Wednesday, March 15, 2006

Envy

"And in my heart such envy used to burn,
If I’d caught some one looking pleased with life,
Thou wouldst have seen how livid I could turn."--Canto XIV, vv. 82-84, Dante’s PURGATORY, tr. by Dorothy Sayers, Penguin

The envious dwell in Purgatory. Oddly envy isn’t discussed anymore. (Sexual jealousy, yes. Sexual jealousy is a popular theme in films and novels. But other forms of envy seem to be considered acceptable in contemporary society.) Dante’s hard-edged description of this sin makes it evident why the envious spend time in Purgatory. Guido del Duca, a 13th-century political and legal administrator in Ravenna, speaks the words above to Dante. Although Guido repents, he admits the ugliness of his past emotions. One envisions envy surging up like bile inside him.

One can imagine envy leading to crime: political character assassination; the falsification of information that led to the war in Iraq. Of course, the sowers of scandal end up in Dante's hell. But doesn’t it begin with envy?

Perhaps I don't think about envy because I'm not a careerist. I opted out of the traditional workplace years ago. Envy flourishes when people jockey for position and power. People in competitive professions talk about “having to watch their backs.”

The poor envy the prosperous. That's expected. Yet I’d never thought about the unhappy envying the happy, which shows a failure of imagination on my part. Dante reveals the hideous nature of sin.

Reading PURGATORY is an astonishing experience.
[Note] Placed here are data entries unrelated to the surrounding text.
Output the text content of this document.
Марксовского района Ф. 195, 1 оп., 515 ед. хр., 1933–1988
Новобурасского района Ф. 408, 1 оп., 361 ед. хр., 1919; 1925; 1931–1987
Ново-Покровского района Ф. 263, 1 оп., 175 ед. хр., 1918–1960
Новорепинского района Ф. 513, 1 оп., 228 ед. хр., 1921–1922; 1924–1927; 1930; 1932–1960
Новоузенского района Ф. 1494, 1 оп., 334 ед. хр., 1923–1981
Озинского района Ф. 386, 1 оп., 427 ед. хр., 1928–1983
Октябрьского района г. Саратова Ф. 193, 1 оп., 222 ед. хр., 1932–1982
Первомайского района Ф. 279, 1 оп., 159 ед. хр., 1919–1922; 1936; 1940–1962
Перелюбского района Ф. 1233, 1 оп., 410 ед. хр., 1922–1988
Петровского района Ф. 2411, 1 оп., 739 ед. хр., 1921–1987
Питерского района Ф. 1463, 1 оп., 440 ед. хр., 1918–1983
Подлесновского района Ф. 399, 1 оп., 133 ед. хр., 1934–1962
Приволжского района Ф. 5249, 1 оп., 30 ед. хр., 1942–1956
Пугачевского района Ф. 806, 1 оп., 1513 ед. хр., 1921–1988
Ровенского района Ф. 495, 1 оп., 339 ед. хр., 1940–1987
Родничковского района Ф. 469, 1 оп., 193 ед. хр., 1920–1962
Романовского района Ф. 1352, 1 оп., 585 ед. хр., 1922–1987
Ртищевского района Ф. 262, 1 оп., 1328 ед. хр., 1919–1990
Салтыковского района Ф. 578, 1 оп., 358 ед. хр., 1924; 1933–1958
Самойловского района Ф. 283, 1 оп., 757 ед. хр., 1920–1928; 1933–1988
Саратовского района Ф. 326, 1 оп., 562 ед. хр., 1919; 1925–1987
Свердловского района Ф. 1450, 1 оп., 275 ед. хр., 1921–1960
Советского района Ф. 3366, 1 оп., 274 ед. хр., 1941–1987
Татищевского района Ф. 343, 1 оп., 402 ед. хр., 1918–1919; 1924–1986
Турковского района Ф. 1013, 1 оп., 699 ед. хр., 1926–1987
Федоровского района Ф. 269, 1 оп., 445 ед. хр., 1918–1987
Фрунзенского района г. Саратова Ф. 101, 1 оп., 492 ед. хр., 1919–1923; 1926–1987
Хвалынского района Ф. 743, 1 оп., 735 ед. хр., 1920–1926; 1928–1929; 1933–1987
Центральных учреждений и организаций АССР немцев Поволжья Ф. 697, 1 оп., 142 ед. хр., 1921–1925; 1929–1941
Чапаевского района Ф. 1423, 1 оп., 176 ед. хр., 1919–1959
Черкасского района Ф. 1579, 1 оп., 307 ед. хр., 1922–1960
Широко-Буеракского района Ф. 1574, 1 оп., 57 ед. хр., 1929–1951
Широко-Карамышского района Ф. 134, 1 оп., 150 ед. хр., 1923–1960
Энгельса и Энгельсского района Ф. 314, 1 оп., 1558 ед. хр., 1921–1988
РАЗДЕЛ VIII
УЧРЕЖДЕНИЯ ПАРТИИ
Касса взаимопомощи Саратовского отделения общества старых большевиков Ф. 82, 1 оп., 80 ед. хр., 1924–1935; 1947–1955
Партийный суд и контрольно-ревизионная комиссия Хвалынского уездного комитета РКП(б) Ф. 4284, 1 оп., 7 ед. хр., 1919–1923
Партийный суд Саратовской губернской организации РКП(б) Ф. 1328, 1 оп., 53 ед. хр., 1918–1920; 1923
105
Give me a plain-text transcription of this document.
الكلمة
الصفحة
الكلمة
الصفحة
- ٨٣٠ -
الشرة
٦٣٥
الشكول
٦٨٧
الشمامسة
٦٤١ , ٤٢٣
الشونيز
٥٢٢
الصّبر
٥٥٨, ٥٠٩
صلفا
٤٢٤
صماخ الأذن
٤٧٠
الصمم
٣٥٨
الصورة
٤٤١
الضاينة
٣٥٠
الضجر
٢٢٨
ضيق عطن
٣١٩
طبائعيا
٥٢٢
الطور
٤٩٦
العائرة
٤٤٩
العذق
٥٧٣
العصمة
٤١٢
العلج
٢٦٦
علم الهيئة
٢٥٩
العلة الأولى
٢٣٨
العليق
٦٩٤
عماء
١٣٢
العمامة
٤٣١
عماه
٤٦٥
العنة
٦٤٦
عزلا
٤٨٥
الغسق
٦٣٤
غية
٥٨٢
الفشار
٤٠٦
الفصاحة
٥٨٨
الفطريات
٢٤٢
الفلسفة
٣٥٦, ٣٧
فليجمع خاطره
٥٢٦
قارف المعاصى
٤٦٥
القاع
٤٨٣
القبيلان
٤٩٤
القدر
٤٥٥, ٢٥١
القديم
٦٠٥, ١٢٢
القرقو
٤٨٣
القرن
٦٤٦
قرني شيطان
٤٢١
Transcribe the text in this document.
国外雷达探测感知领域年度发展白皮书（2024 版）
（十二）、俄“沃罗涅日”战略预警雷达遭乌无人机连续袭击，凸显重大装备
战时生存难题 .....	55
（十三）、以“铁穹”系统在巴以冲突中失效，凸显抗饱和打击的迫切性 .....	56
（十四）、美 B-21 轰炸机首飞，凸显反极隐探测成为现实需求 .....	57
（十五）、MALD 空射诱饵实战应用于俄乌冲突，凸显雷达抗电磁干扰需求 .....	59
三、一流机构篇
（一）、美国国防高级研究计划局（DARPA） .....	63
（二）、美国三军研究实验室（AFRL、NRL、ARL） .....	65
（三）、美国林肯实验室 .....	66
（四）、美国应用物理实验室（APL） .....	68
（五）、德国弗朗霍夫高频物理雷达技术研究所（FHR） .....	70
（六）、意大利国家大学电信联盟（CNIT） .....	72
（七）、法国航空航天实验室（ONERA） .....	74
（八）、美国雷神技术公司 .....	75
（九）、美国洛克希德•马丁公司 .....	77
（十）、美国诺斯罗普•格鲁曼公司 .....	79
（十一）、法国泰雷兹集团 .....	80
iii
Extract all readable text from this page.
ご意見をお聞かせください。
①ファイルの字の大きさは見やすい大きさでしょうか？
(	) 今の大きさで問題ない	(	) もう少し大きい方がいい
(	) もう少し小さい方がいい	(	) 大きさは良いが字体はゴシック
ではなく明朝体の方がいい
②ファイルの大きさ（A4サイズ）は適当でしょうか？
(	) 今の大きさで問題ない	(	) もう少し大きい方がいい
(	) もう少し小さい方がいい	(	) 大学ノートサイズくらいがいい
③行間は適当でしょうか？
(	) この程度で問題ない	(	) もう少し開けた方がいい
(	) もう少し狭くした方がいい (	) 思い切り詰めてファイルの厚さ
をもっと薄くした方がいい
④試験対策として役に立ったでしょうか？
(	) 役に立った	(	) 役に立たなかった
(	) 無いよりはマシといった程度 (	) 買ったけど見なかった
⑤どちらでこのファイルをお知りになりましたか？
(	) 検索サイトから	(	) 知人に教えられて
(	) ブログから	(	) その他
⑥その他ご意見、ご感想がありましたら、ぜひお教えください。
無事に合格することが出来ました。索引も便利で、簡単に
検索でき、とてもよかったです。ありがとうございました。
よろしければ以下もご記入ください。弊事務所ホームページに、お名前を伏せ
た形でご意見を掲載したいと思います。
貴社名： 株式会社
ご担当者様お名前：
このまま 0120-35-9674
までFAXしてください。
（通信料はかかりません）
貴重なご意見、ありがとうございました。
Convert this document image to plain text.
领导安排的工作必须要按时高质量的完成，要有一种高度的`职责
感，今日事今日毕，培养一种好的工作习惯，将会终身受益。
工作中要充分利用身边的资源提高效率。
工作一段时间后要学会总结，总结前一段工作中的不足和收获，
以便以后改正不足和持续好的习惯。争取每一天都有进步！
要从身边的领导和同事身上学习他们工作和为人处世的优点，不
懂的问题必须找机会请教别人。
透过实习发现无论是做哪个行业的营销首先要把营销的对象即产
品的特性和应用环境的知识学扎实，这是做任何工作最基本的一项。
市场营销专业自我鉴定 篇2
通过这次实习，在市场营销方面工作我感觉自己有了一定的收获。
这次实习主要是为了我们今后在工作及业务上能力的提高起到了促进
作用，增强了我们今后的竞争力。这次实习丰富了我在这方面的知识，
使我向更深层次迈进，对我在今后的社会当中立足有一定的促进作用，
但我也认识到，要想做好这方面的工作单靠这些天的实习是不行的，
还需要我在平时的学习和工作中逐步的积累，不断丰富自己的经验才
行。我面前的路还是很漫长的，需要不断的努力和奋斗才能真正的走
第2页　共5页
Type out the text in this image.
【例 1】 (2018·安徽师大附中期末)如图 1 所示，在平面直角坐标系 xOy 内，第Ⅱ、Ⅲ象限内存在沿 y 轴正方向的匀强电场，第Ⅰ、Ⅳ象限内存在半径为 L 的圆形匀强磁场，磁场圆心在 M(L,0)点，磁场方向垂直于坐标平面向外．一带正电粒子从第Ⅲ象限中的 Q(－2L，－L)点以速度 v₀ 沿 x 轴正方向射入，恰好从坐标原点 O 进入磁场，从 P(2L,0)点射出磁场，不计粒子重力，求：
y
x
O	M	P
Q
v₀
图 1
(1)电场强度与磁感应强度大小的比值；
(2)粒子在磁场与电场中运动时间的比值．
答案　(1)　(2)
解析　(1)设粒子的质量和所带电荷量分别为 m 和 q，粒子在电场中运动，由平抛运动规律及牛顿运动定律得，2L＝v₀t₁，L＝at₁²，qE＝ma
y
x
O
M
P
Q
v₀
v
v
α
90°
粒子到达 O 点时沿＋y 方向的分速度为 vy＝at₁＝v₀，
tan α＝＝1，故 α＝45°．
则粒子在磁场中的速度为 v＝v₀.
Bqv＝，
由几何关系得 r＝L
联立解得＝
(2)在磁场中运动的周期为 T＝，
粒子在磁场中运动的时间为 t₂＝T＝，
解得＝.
Dante is not only a brilliant poet but understands the gamut of human emotions.

The Nobel Prize-winning poet Eugenio Montale writes in his introduction to the Everyman edition of THE DIVINE COMEDY: “It seems to me that if Dante is a universal patrimony (beyond a certain level of necessary study)--and such he has become, even if he remarked more than once that he was speaking to few who were worthy of hearing him--then his voice can be heard today by everyone as it never was in other ages and as may never again be possible in the future, so that his message can reach the layman no less than the initiate, and in a way that is probably entirely new.”